The patient and exposed staff were placed into KCH’s decontamination tent that was ready to receive the 23 patients and exposed employees, decon estimated at 20 minutes per person. At 7:20, the decon patients were transported to the KCH clinic, which is on a separate air handling system, until BLU MED tents and teams arrive and were functional. At 7:30 a.m., the dietary department had meals ready for responders. By 8 a.m., law enforcement had established traffic control.

The 25-bed BLU-Med Hospital arrived and began set up at approximately 8:44 a.m., with completion around 12:25 p.m. The first section was ready for patient care at 10 a.m.

During the mock disaster, the media was kept informed and had opportunities for updates from the designated public information officer Laurali Noteman. All media questions and information were directed through her, to provide one clear source for disaster updates.

While accommodations aren’t as nice as a Hilton, the Emergency Response Tent displayed at the Kane County Hospital could prove essential for victims’ survival in an emergency.

BLU-Med’s facilities are portable fabric shelters, which enable communities to quickly respond to large-scale disasters with medical facilities when and where needed. The deployable medical facilities provide a clean environment conducive to advanced-level care in any climate for extended periods of time.

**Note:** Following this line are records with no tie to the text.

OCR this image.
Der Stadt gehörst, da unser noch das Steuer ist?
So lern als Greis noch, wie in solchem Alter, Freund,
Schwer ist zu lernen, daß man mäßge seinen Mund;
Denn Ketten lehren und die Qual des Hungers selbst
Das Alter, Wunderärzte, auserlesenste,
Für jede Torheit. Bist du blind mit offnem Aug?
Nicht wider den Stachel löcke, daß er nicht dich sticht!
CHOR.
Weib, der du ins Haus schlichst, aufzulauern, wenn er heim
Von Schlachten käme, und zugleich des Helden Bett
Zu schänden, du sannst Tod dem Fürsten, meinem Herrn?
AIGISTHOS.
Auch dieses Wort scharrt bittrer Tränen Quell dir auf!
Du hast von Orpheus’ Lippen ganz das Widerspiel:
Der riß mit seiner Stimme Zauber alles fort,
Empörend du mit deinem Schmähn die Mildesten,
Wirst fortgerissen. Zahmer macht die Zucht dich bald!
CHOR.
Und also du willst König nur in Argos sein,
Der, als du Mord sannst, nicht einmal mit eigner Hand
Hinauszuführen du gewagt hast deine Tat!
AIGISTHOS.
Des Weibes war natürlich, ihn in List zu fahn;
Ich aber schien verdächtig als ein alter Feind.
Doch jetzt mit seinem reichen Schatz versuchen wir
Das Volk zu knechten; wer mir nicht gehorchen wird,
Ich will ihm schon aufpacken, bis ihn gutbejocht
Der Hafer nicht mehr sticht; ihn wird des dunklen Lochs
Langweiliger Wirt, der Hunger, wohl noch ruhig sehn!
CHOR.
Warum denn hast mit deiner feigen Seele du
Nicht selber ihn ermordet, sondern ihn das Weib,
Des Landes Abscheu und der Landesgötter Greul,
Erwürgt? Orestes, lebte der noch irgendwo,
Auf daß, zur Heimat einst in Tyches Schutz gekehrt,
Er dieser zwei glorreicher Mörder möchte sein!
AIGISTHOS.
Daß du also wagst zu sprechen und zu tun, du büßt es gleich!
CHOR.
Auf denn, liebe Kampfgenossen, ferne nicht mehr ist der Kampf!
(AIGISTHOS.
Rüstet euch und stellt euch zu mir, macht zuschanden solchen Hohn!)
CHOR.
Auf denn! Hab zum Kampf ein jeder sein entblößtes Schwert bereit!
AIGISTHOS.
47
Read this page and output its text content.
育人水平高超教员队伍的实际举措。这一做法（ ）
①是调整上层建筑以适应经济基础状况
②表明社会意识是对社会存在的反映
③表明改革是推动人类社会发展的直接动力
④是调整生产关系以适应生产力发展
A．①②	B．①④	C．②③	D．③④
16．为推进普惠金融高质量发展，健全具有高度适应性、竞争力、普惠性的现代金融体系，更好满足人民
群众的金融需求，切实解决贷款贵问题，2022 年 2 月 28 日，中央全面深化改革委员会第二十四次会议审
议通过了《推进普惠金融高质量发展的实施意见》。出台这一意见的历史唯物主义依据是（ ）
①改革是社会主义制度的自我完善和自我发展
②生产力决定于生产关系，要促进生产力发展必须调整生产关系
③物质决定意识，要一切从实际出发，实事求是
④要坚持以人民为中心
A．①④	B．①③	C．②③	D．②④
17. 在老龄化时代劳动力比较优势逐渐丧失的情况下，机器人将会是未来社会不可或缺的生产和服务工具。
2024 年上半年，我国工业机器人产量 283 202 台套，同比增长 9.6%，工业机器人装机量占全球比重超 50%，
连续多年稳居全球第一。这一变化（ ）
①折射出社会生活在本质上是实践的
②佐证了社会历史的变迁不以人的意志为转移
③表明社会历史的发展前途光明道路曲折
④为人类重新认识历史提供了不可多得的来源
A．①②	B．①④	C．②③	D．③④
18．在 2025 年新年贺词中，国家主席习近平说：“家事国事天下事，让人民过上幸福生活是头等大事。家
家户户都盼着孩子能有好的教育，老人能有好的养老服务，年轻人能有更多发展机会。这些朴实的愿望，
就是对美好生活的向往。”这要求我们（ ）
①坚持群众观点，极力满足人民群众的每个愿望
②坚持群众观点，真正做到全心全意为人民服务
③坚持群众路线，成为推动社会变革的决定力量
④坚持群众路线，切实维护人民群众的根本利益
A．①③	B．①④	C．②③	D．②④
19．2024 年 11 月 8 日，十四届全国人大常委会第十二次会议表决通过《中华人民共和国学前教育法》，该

A BLU-Med tent can serve as an emergency room, operating room, intensive-care unit, burn unit, or mobile field hospital. They can provide temporary housing, an alternate command center, or be used as a mortuary in a large disaster.

Following the drill, Kane County Hospital department managers met to review the drill and went through the emergency response plans and protocols. Every department within the hospital participated, and every employee was contacted and given opportunity to provide input.